Armed with primitive weapons and homemade boobytraps, a group of grizzled, geriatric war vets barricade themselves inside a bar under attack from rabid droves of feral, drug-fuelled hoodlums.
This is the effortlessly simple premise of VFW (Veterans from Foreign Wars) and director Joe Begos doesn’t waste any time pretending his feature is a vehicle for deeper metaphors or societal critiques. VFW is handcrafted like Robert Rodriguez’s Machete or Rob Zombie’s House of 1,000 Corpses, as a devout homage to the subgenres that inspired it (in the case of VFW, dystopian science fiction and splatter movies).
The sensational violence is reminiscent of paragons like Braindead and Evil Dead II while the unrefined combat which takes place exclusively in the gloomy bar and its car park is homogenous with From Dusk Till Dawn and The Warriors. The enemies — dehumanised as “an army of braindead animals” — are ordained like henchmen from 1980s Stallone and Schwarzenegger action movies. But do all of these elements work symbiotically together?
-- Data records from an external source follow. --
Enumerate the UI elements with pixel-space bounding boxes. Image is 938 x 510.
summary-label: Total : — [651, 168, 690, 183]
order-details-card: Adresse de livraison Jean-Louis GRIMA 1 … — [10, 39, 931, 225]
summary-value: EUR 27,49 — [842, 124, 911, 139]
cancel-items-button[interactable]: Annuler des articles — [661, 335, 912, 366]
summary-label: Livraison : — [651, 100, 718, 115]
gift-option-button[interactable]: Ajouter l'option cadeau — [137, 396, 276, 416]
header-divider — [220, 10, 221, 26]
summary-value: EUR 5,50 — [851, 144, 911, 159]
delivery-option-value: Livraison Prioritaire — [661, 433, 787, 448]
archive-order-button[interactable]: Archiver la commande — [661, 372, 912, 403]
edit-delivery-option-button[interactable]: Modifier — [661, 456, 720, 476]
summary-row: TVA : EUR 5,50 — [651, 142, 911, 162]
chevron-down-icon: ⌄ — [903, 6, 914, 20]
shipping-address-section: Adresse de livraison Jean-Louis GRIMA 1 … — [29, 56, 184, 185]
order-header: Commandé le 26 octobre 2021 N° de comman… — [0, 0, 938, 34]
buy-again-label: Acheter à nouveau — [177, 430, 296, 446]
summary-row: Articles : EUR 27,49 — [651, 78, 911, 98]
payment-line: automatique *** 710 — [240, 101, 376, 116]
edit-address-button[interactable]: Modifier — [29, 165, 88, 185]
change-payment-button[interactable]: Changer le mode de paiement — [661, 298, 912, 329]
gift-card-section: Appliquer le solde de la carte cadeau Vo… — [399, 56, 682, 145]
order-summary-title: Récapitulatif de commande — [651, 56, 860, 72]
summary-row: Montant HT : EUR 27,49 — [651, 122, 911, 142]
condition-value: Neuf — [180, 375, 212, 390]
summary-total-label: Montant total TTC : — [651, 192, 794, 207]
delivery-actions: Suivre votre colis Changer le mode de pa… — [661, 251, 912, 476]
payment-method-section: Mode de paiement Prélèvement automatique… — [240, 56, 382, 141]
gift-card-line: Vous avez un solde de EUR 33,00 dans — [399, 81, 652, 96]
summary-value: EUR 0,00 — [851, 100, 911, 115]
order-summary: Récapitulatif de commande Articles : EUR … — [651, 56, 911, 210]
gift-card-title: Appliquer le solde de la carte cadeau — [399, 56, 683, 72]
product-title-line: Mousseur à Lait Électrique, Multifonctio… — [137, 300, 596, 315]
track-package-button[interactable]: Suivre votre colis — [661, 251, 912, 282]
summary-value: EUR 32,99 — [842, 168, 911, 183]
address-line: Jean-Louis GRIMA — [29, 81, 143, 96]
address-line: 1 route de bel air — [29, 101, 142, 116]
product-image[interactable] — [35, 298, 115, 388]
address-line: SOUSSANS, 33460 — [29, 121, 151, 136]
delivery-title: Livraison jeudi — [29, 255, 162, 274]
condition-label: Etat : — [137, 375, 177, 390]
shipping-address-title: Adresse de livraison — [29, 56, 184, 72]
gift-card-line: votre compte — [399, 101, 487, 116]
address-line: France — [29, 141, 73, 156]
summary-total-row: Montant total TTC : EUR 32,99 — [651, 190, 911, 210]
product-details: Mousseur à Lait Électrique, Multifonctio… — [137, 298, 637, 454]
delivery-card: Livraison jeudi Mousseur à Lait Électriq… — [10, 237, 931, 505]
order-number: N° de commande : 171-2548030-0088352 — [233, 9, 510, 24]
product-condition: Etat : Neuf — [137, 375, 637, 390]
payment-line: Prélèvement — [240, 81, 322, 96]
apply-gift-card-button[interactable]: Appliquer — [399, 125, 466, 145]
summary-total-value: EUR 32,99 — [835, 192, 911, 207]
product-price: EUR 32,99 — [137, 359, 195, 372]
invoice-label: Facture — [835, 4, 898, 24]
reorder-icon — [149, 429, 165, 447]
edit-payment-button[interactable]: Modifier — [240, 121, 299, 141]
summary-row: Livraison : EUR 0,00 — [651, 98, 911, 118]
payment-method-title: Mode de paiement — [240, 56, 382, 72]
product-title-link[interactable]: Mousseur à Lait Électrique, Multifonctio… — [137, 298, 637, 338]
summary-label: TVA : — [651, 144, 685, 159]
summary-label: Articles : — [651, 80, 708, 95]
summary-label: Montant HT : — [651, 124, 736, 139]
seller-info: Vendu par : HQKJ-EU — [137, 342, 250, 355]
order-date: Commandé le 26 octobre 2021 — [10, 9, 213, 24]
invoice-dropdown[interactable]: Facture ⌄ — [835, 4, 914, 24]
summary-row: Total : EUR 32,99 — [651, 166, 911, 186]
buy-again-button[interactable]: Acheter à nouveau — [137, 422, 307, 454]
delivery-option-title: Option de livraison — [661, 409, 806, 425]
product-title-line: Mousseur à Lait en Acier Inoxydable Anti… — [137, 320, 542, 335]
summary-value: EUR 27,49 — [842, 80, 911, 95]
It can be argued that VFW is an uninventive melee of genres, too frightened to deviate from the established cues of its beloved source material, but this would be short-sighted. With its gritty cinematography, amplified violence and John Carpenter-esque soundtrack, VFW is a gruesomely entertaining bloodbath that oozes with nostalgia. It radiates the simple joy of unadulterated fun. With darkly comedic performances from the likes of Stephen Lang and Fred Williamson, the cast understand what Begos wants to achieve. VFW might not earn any awards for its originality, but devotees of the genres Begos is gallantly repurposing will praise him for this 90-minute slugfest.